Это его святая обязанность, веление сердца.
— И ты уверен, что сможешь помочь? — спросил Титов, выслушав рассказ Григория о Матини и прочитав письмо Курта.
— Я не знаю, какая там сейчас обстановка. Но мне хочется верить в правду. Матини истинный патриот, а лично для меня он сделал так много! Было бы чёрной неблагодарностью испугаться предполагаемых трудностей, остаться равнодушным — ведь речь идёт о его судьбе, а возможно, и о жизни. Человек мягкого характера, идеалист и мечтатель, он мало приспособлен к жизни и сам не сможет себя защитить.
— А ты понимаешь, чем рискуешь? — спросил Титов.
Григорий отлично понимал: его поездка на север Италии, а затем в Рим, будет мало похожа на увеселительную прогулку.
— То-то и оно…
— И всё же прошу мне помочь, даже учитывая риск… Некоторый риск, так как обещаю быть максимально осторожным и рассудительным…
Беседа с Титовым на этот раз затянулась. Рассматривая все возможные ситуации, они применительно к ним обсуждали линию поведения в каждом отдельном случае. Гончаренко видел: полковник доволен его рассудительностью и постепенно успокаивается.
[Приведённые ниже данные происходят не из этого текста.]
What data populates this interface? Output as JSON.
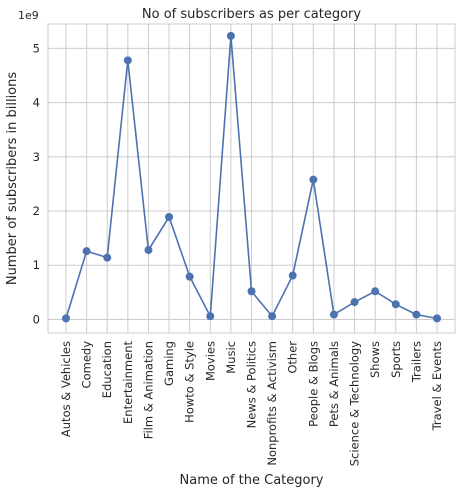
{
  "chart_data": {
    "type": "line",
    "title": "No of subscribers as per category",
    "xlabel": "Name of the Category",
    "ylabel": "Number of subscribers in billions",
    "y_offset_label": "1e9",
    "grid": true,
    "ylim": [
      -0.25,
      5.45
    ],
    "yticks": [
      0,
      1,
      2,
      3,
      4,
      5
    ],
    "ytick_labels": [
      "0",
      "1",
      "2",
      "3",
      "4",
      "5"
    ],
    "categories": [
      "Autos & Vehicles",
      "Comedy",
      "Education",
      "Entertainment",
      "Film & Animation",
      "Gaming",
      "Howto & Style",
      "Movies",
      "Music",
      "News & Politics",
      "Nonprofits & Activism",
      "Other",
      "People & Blogs",
      "Pets & Animals",
      "Science & Technology",
      "Shows",
      "Sports",
      "Trailers",
      "Travel & Events"
    ],
    "series": [
      {
        "values": [
          0.02,
          1.26,
          1.14,
          4.78,
          1.28,
          1.89,
          0.79,
          0.06,
          5.23,
          0.52,
          0.06,
          0.81,
          2.58,
          0.09,
          0.32,
          0.52,
          0.28,
          0.09,
          0.02
        ]
      }
    ],
    "color": "#4c72b0"
  }
}
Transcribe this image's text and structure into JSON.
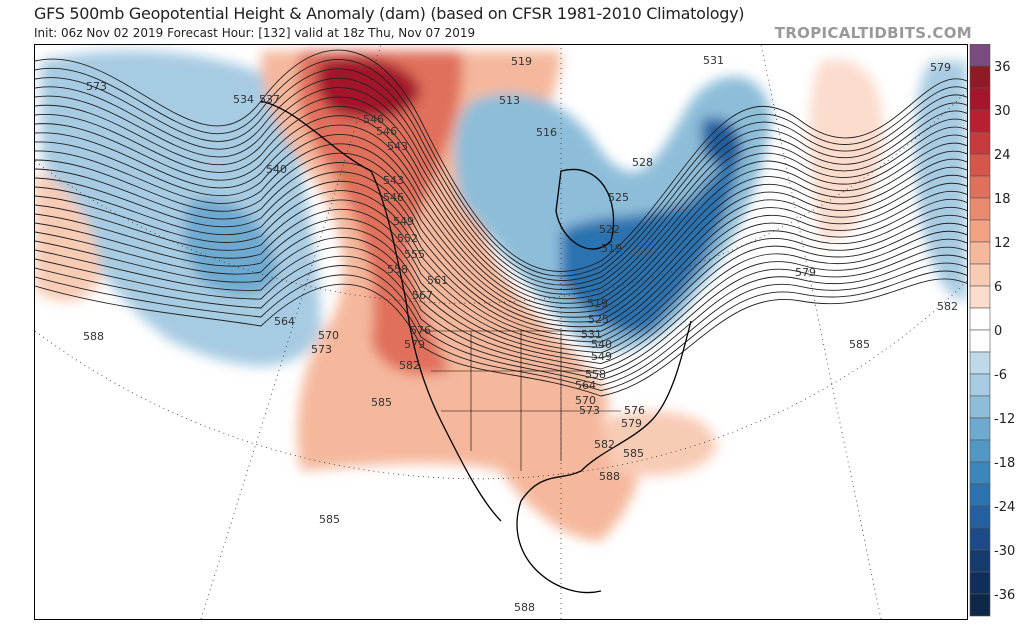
{
  "header": {
    "title": "GFS 500mb Geopotential Height & Anomaly (dam) (based on CFSR 1981-2010 Climatology)",
    "subtitle": "Init: 06z Nov 02 2019   Forecast Hour: [132]   valid at 18z Thu, Nov 07 2019",
    "brand": "TROPICALTIDBITS.COM"
  },
  "colorbar": {
    "labels": [
      "36",
      "30",
      "24",
      "18",
      "12",
      "6",
      "0",
      "-6",
      "-12",
      "-18",
      "-24",
      "-30",
      "-36"
    ],
    "colors": [
      "#7a4b7e",
      "#8e1a26",
      "#a3162b",
      "#b82032",
      "#c73a3d",
      "#d5564a",
      "#e0705b",
      "#e98b6f",
      "#f1a384",
      "#f5b89c",
      "#f8cbb5",
      "#fbdccd",
      "#ffffff",
      "#ffffff",
      "#c0d9e9",
      "#a7cbe2",
      "#8dbdd9",
      "#6ea9d0",
      "#5198c5",
      "#3c86bb",
      "#2c72b0",
      "#245f9f",
      "#1c4b87",
      "#153b6f",
      "#0f2e5a",
      "#0d2748"
    ]
  },
  "contour_labels": [
    "573",
    "534",
    "537",
    "540",
    "546",
    "546",
    "543",
    "543",
    "546",
    "549",
    "552",
    "555",
    "558",
    "561",
    "567",
    "570",
    "564",
    "573",
    "576",
    "579",
    "582",
    "585",
    "588",
    "519",
    "513",
    "516",
    "528",
    "525",
    "522",
    "519",
    "519",
    "525",
    "531",
    "540",
    "549",
    "558",
    "564",
    "570",
    "573",
    "576",
    "579",
    "582",
    "585",
    "588",
    "531",
    "579",
    "579",
    "582",
    "585",
    "585",
    "588"
  ]
}
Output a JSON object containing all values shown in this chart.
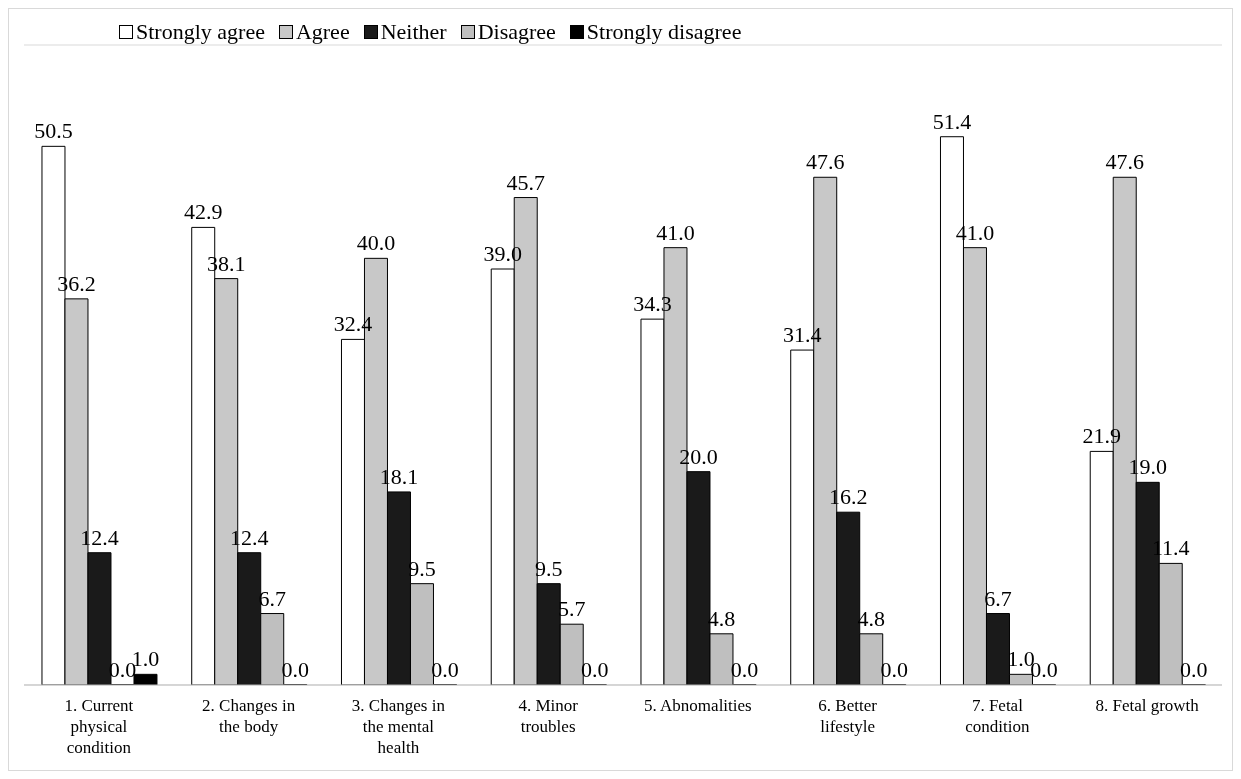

— Ну, что же, — наконец, согласился Титов, — так тому и быть: выехать помогу. Раз твёрдо решил — помогу. Но помни: поездка — твоё личное дело. Только личное. Война закончилась, ты больше не разведчик, даже не военный!
— Ясно…
Обещание полковник выполнил, но было заметно, что он недоволен своей уступчивостью.
— Ну вот, опять беспокойся о тебе… — вырвалось у него, когда они прощались. — Теперь, правда, не как о подчинённом, а как о… — не закончив, Титов сердито мотнул головой, словно отгоняя мрачные мысли, и крепко пожал Григорию руку. — Будь счастлив!